Стратонов хотел возразить, что, мол, более черной и неблагодарной работы, чем звонить родственникам пропавших, и представить себе трудно… Но не стал.
В словах Климова был резон; поскольку Евгению самому приходило в голову нечто подобное, значит, версия имела право на существование; ну, а опросить владельцев сомнительных заведений лучше, чем это сделает Климов, вряд ли кто-нибудь сможет.
– Хорошо.
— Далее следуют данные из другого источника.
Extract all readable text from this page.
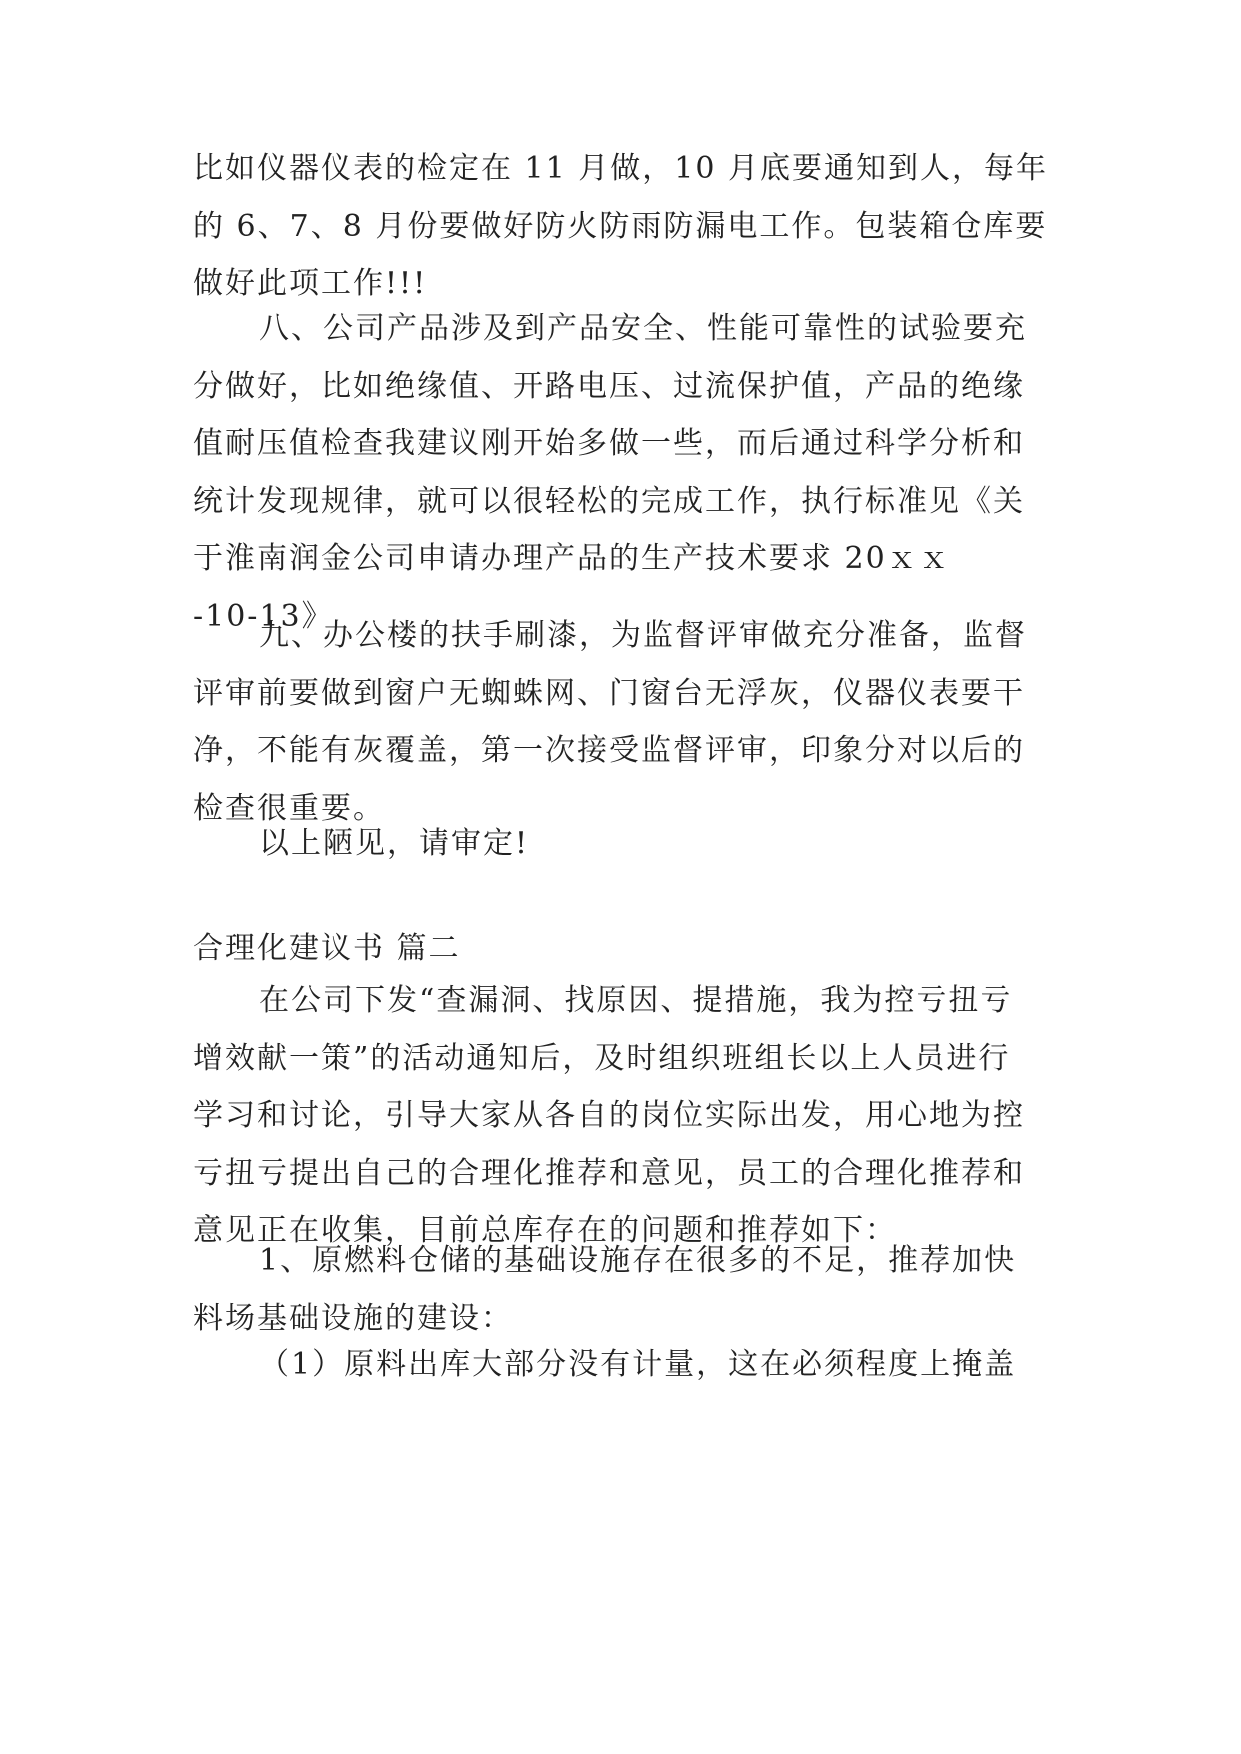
比如仪器仪表的检定在 11 月做，10 月底要通知到人，每年
的 6、7、8 月份要做好防火防雨防漏电工作。包装箱仓库要
做好此项工作!!!
八、公司产品涉及到产品安全、性能可靠性的试验要充
分做好，比如绝缘值、开路电压、过流保护值，产品的绝缘
值耐压值检查我建议刚开始多做一些，而后通过科学分析和
统计发现规律，就可以很轻松的完成工作，执行标准见《关
于淮南润金公司申请办理产品的生产技术要求 20ｘｘ
-10-13》
九、办公楼的扶手刷漆，为监督评审做充分准备，监督
评审前要做到窗户无蜘蛛网、门窗台无浮灰，仪器仪表要干
净，不能有灰覆盖，第一次接受监督评审，印象分对以后的
检查很重要。
以上陋见，请审定!
合理化建议书 篇二
在公司下发“查漏洞、找原因、提措施，我为控亏扭亏
增效献一策”的活动通知后，及时组织班组长以上人员进行
学习和讨论，引导大家从各自的岗位实际出发，用心地为控
亏扭亏提出自己的合理化推荐和意见，员工的合理化推荐和
意见正在收集，目前总库存在的问题和推荐如下：
1、原燃料仓储的基础设施存在很多的不足，推荐加快
料场基础设施的建设：
（1）原料出库大部分没有计量，这在必须程度上掩盖
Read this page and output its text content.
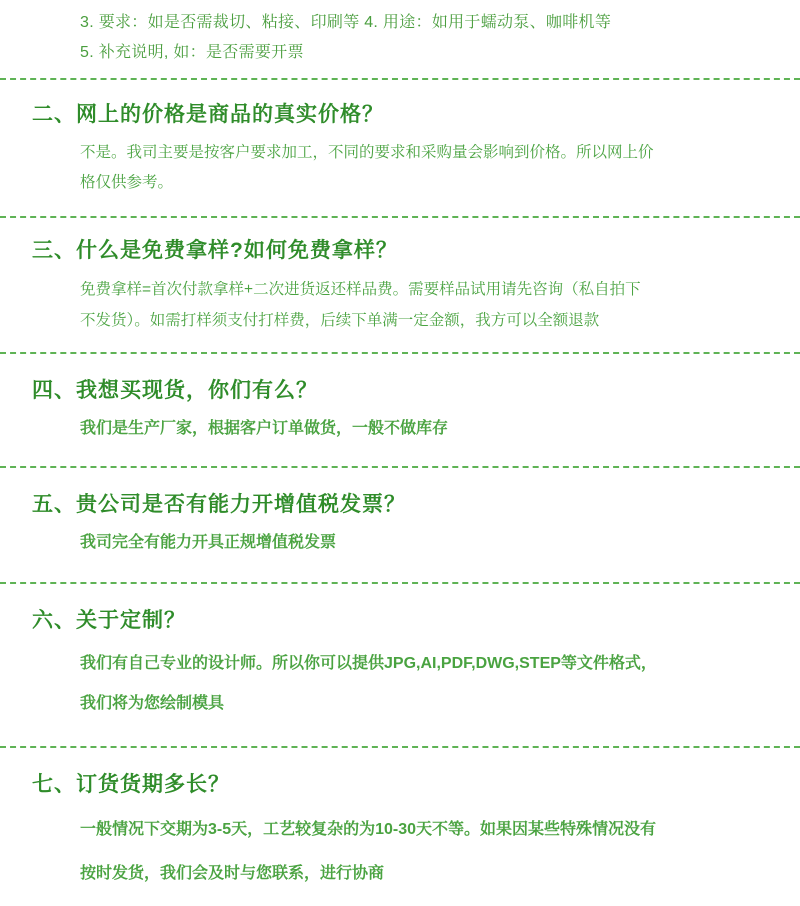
3. 要求：如是否需裁切、粘接、印刷等 4. 用途：如用于蠕动泵、咖啡机等
5. 补充说明, 如：是否需要开票
二、网上的价格是商品的真实价格？
不是。我司主要是按客户要求加工，不同的要求和采购量会影响到价格。所以网上价
格仅供参考。
三、什么是免费拿样?如何免费拿样？
免费拿样=首次付款拿样+二次进货返还样品费。需要样品试用请先咨询（私自拍下
不发货）。如需打样须支付打样费，后续下单满一定金额，我方可以全额退款
四、我想买现货，你们有么？
我们是生产厂家，根据客户订单做货，一般不做库存
五、贵公司是否有能力开增值税发票？
我司完全有能力开具正规增值税发票
六、关于定制？
我们有自己专业的设计师。所以你可以提供JPG,AI,PDF,DWG,STEP等文件格式，
我们将为您绘制模具
七、订货货期多长？
一般情况下交期为3-5天，工艺较复杂的为10-30天不等。如果因某些特殊情况没有
按时发货，我们会及时与您联系，进行协商
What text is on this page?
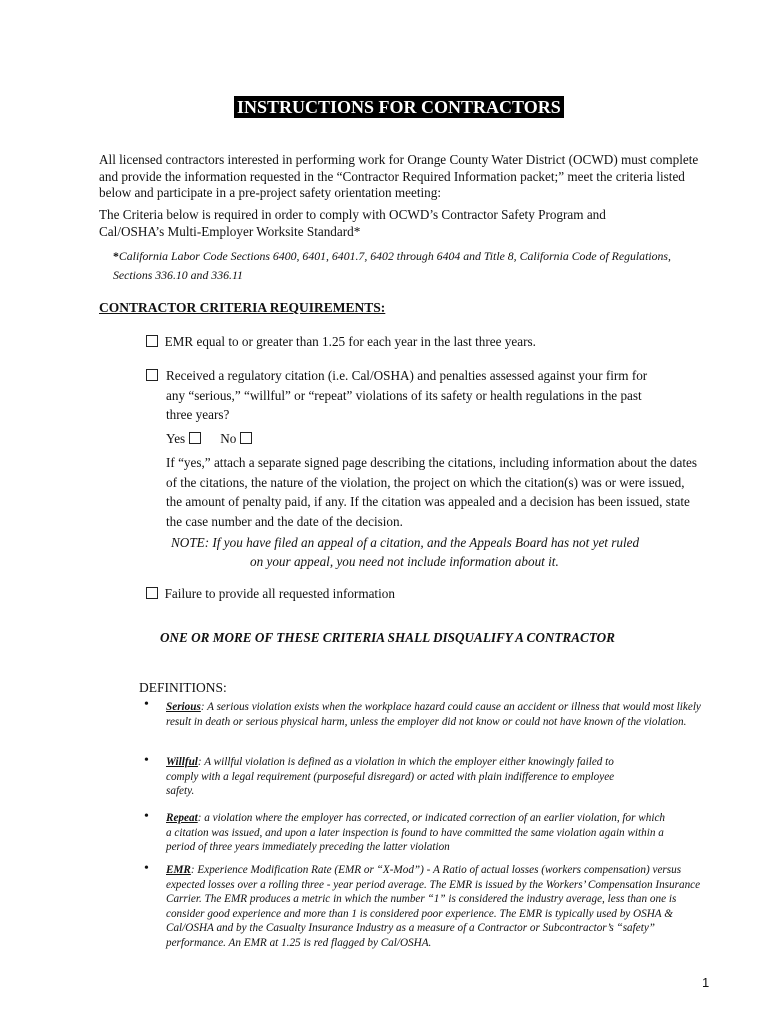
INSTRUCTIONS FOR CONTRACTORS
All licensed contractors interested in performing work for Orange County Water District (OCWD) must complete and provide the information requested in the “Contractor Required Information packet;” meet the criteria listed below and participate in a pre-project safety orientation meeting:
The Criteria below is required in order to comply with OCWD’s Contractor Safety Program and Cal/OSHA’s Multi-Employer Worksite Standard*
*California Labor Code Sections 6400, 6401, 6401.7, 6402 through 6404 and Title 8, California Code of Regulations, Sections 336.10 and 336.11
CONTRACTOR CRITERIA REQUIREMENTS:
EMR equal to or greater than 1.25 for each year in the last three years.
Received a regulatory citation (i.e. Cal/OSHA) and penalties assessed against your firm for any “serious,” “willful” or “repeat” violations of its safety or health regulations in the past three years?
Yes	No
If “yes,” attach a separate signed page describing the citations, including information about the dates of the citations, the nature of the violation, the project on which the citation(s) was or were issued, the amount of penalty paid, if any. If the citation was appealed and a decision has been issued, state the case number and the date of the decision.
NOTE: If you have filed an appeal of a citation, and the Appeals Board has not yet ruled
on your appeal, you need not include information about it.
Failure to provide all requested information
ONE OR MORE OF THESE CRITERIA SHALL DISQUALIFY A CONTRACTOR
DEFINITIONS:
• Serious: A serious violation exists when the workplace hazard could cause an accident or illness that would most likely result in death or serious physical harm, unless the employer did not know or could not have known of the violation.
• Willful: A willful violation is defined as a violation in which the employer either knowingly failed to comply with a legal requirement (purposeful disregard) or acted with plain indifference to employee safety.
• Repeat: a violation where the employer has corrected, or indicated correction of an earlier violation, for which a citation was issued, and upon a later inspection is found to have committed the same violation again within a period of three years immediately preceding the latter violation
• EMR: Experience Modification Rate (EMR or “X-Mod”) - A Ratio of actual losses (workers compensation) versus expected losses over a rolling three - year period average. The EMR is issued by the Workers’ Compensation Insurance Carrier. The EMR produces a metric in which the number “1” is considered the industry average, less than one is consider good experience and more than 1 is considered poor experience. The EMR is typically used by OSHA & Cal/OSHA and by the Casualty Insurance Industry as a measure of a Contractor or Subcontractor’s “safety” performance. An EMR at 1.25 is red flagged by Cal/OSHA.
1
Я позвоню.
– Ну… Вот и давай, – Климов потер руки и взял стаканчик. – За успех нашего безнадежного дела! Ведь джентльмены берутся только за безнадежные дела!
Стратонов молча сидел, уставившись в одну точку. Ему внезапно пришло в голову, что, может быть, Пинт и выглядел безумным, однако его безумие было чертовски привлекательным.
Версия, что девушек похитили некие загадочные люди, не оставляющие никаких следов (не исключено, что эти люди были низкорослыми, с густыми длинными волосами цвета воронова крыла), была более красивой и… романтичной, что ли?
И хотя за недолгие годы службы Стратонов уже успел убедиться, что в розыскном деле не так уж и много романтики, но все же… Приходилось признать, что, видимо, Евгений был ее не чужд.
А от этого – всего один шаг до образа странствующего рыцаря, сопровождаемого верным оруженосцем. "Который у меня уже есть".
Он улыбнулся.
– Я вижу, у тебя хорошее настроение, – подметил Климов. – Ничего, шеф это поправит. Если спросит про меня – скажи, мол, собирает оперативную информацию. Понял? Пир… кер… Эраст?
Стратонов кивнул, вставая. Он помахал Климову и поплелся в отделение.
– Да пошел ты… – тихо процедил он сквозь зубы. – Какой я тебе "Эраст"?
Он прошел еще несколько шагов и вдруг отчетливо понял, кем же он хочет быть на самом деле.
"Де Ферраном! Рыцарем!" – видение не прошло бесследно.
Он выпрямил спину и перестал сутулиться – помнится, Наталья не раз упрекала его за это; хлопала между лопаток и командовала: "Не горбись!". Стратонов задрал голову и выпятил подбородок, придав лицу гордое и независимое выражение.
"Я найду их! Я все равно их найду!".
В отделении он пробыл два с половиной часа. Больше часа ушло на то, чтобы дозвониться родителям всех пропавших.
Евгений старался действовать деликатно, высказываться осторожно и в предположительной форме, но мать есть мать – на его долю выпало ровно шесть телефонных истерик. Выслушав их, Стратонов почувствовал себя обессиленным и опустошенным, точно две ночи подряд таскал мешки с цементом.
Ну, а последовавшая беседа с Блинниковым раздавила его окончательно. Начальник, засунув мясистую ладонь за левый отворот кителя и держась за сердце, расхаживал по кабинету и кричал.